For selective attention, we used a conjunctive search task (Tsal, Shalev, & Mevorach, 2005). Participants were instructed to search for a target stimuli appearing among distracters. The displays varied in their size (i.e. the number of distractors), enabling estimation of the effect of attentional load on performance. The child is instructed to fixate on a central fixation point which is followed by a display of items. The child is requested to decide whether the display contains the target – a blue square among the distractors (blue circles and red squares). The target appears in 50% of the displays. If a target was detected the child has to press the ‘L’ key and if the target is absent then he has to press the ‘A’ key. If necessary, stickers may be used on the relevant keys to facilitate the implementation of the response rule (the same procedure may be applied with the other two tasks if necessary).

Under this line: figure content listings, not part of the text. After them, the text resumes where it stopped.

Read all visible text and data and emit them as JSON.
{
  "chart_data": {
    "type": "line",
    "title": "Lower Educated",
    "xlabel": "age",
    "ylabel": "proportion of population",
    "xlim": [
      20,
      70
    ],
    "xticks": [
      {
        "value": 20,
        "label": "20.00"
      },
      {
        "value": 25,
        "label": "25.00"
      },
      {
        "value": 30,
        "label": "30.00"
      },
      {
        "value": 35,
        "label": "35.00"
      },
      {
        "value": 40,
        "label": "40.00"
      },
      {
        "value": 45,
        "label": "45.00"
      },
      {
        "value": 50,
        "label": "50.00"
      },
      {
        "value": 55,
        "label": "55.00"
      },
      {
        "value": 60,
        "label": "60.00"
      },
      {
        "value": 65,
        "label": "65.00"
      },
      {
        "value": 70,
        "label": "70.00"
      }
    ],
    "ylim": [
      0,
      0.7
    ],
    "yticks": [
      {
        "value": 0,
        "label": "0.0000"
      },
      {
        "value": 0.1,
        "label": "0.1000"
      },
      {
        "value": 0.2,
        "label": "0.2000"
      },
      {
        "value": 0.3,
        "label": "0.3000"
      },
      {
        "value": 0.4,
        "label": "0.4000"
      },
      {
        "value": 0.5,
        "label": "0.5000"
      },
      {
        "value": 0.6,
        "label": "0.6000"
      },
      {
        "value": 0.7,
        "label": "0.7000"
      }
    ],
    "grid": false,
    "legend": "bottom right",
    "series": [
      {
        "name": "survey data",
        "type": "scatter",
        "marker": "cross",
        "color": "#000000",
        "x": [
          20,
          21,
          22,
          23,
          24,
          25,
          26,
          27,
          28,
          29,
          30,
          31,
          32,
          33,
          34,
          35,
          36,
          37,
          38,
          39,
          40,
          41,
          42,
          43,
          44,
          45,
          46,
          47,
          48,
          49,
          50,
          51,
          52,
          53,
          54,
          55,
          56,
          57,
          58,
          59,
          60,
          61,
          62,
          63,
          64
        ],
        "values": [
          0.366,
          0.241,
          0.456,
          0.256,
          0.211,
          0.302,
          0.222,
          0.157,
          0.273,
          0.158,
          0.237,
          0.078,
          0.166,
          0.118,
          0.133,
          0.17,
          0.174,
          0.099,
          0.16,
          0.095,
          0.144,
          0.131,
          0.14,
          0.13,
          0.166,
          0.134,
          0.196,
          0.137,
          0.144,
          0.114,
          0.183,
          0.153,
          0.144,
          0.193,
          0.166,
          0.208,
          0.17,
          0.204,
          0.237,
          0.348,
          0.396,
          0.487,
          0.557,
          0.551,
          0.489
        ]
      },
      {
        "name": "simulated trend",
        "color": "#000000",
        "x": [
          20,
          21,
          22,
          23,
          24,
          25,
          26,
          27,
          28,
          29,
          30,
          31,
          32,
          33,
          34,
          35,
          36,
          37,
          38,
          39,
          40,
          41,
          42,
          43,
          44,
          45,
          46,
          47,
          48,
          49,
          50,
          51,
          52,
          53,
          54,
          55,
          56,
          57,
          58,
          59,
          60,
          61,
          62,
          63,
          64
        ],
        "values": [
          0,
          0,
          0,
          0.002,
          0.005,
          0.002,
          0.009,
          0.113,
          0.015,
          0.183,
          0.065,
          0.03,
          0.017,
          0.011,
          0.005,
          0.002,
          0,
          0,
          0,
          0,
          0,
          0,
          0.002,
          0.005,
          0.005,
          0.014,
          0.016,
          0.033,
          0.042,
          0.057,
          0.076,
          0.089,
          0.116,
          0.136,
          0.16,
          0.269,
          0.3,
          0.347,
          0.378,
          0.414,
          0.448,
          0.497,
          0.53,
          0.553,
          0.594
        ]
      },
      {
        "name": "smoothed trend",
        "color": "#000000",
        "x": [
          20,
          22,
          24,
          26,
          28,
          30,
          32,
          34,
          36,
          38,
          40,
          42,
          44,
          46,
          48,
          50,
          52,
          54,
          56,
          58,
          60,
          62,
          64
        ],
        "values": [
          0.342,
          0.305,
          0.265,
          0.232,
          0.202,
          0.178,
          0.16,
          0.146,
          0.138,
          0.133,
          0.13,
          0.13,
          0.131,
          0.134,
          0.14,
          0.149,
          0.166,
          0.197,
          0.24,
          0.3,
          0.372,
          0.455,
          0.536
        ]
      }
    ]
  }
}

For orienting of attention, we use a peripheral cueing paradigm (Posner, Snyder & Davidson, 1980) with an exogenous cue (Jonides, 1981). Participants have to discriminate a stimulus – a triangle or a circle – preceded by an abrupt onset at either the target’s location (valid cue) or the opposite side of fixation (invalid cue). When the target is a tiangle the child has to press the ‘L’ key and when the target is a circle s/he has to press the ‘A’ key. The difference in performance between valid and invalid trials indicates the ability to orient attention and efficiently disengage from irrelevant locations (Tsal, Shalev, & Mevorach, 2005).

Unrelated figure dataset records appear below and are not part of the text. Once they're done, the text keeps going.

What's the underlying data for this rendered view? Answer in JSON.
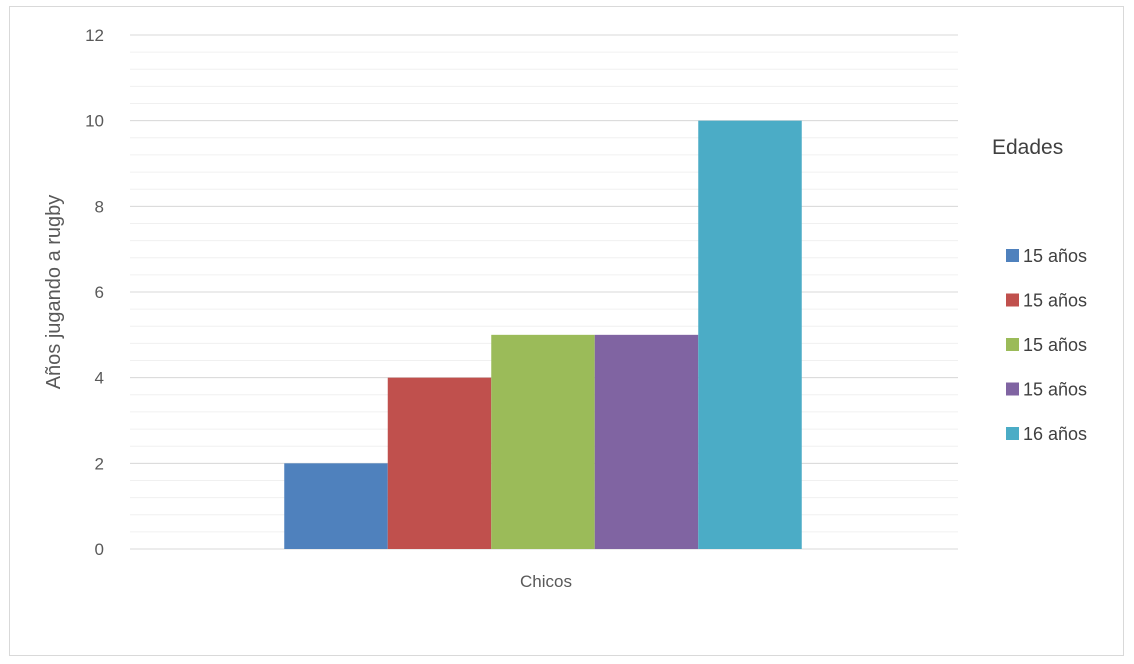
{
  "chart_data": {
    "type": "bar",
    "categories": [
      "Chicos"
    ],
    "series": [
      {
        "name": "15 años",
        "values": [
          2
        ],
        "color": "#4F81BD"
      },
      {
        "name": "15 años",
        "values": [
          4
        ],
        "color": "#C0504D"
      },
      {
        "name": "15 años",
        "values": [
          5
        ],
        "color": "#9BBB59"
      },
      {
        "name": "15 años",
        "values": [
          5
        ],
        "color": "#8064A2"
      },
      {
        "name": "16 años",
        "values": [
          10
        ],
        "color": "#4BACC6"
      }
    ],
    "xlabel": "",
    "ylabel": "Años jugando a rugby",
    "ylim": [
      0,
      12
    ],
    "yticks": [
      "0",
      "2",
      "4",
      "6",
      "8",
      "10",
      "12"
    ],
    "grid": true,
    "legend_title": "Edades",
    "legend_position": "right"
  }
}
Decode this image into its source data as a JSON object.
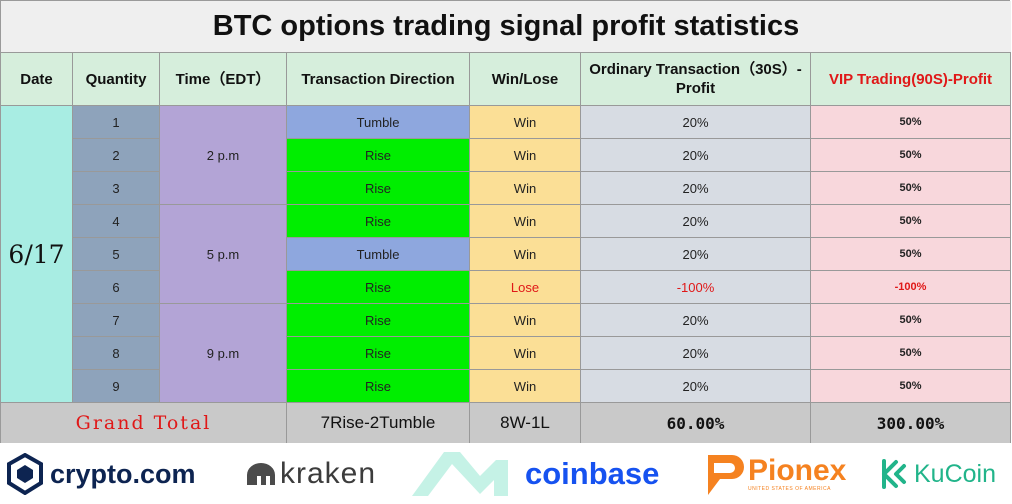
{
  "title": "BTC options trading signal profit statistics",
  "headers": {
    "date": "Date",
    "quantity": "Quantity",
    "time": "Time（EDT）",
    "direction": "Transaction Direction",
    "winlose": "Win/Lose",
    "ordinary": "Ordinary Transaction（30S）-Profit",
    "vip": "VIP Trading(90S)-Profit"
  },
  "date": "6/17",
  "time_slots": [
    "2 p.m",
    "5 p.m",
    "9 p.m"
  ],
  "rows": [
    {
      "qty": "1",
      "dir": "Tumble",
      "wl": "Win",
      "ord": "20%",
      "vip": "50%"
    },
    {
      "qty": "2",
      "dir": "Rise",
      "wl": "Win",
      "ord": "20%",
      "vip": "50%"
    },
    {
      "qty": "3",
      "dir": "Rise",
      "wl": "Win",
      "ord": "20%",
      "vip": "50%"
    },
    {
      "qty": "4",
      "dir": "Rise",
      "wl": "Win",
      "ord": "20%",
      "vip": "50%"
    },
    {
      "qty": "5",
      "dir": "Tumble",
      "wl": "Win",
      "ord": "20%",
      "vip": "50%"
    },
    {
      "qty": "6",
      "dir": "Rise",
      "wl": "Lose",
      "ord": "-100%",
      "vip": "-100%"
    },
    {
      "qty": "7",
      "dir": "Rise",
      "wl": "Win",
      "ord": "20%",
      "vip": "50%"
    },
    {
      "qty": "8",
      "dir": "Rise",
      "wl": "Win",
      "ord": "20%",
      "vip": "50%"
    },
    {
      "qty": "9",
      "dir": "Rise",
      "wl": "Win",
      "ord": "20%",
      "vip": "50%"
    }
  ],
  "total": {
    "label": "Grand Total",
    "direction": "7Rise-2Tumble",
    "winlose": "8W-1L",
    "ordinary": "60.00%",
    "vip": "300.00%"
  },
  "logos": {
    "crypto": "crypto.com",
    "kraken": "kraken",
    "coinbase": "coinbase",
    "pionex": "Pionex",
    "pionex_sub": "UNITED STATES OF AMERICA",
    "kucoin": "KuCoin"
  },
  "colors": {
    "rise": "#00ee00",
    "tumble": "#8ea7de",
    "lose_text": "#e01818",
    "vip_header": "#e01818"
  }
}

For executive attention, we use a Location-Direction Stroop-like task (Stroop, 1935) with a spatial aspect. Participants have to respond either to the location or the direction of an arrow (in different blocks) appearing on the screen, while ignoring the other irrelevant dimension. Half of the stimuli are congruent trials (that is, the location on the screen and the direction of the arrow match; i.e. an arrow presented below fixation pointing downwards) and half of them are incongruent (i.e., an arrow presented above fixation pointing downwards). In the first two blocks of the tasks participants are requested to judge the location of the arrow (relative to the fixation point; if it is presented above the fixation they have to press ‘L’ and if it is presented below the fixation they have to press ‘A’) and in the last two blocks they are requested to judge its direction (Tsal, Shalev, & Mevorach, 2005). The widely used interference effect in this task reflects the extent to which conflicting irrelevant information is being effectively suppressed.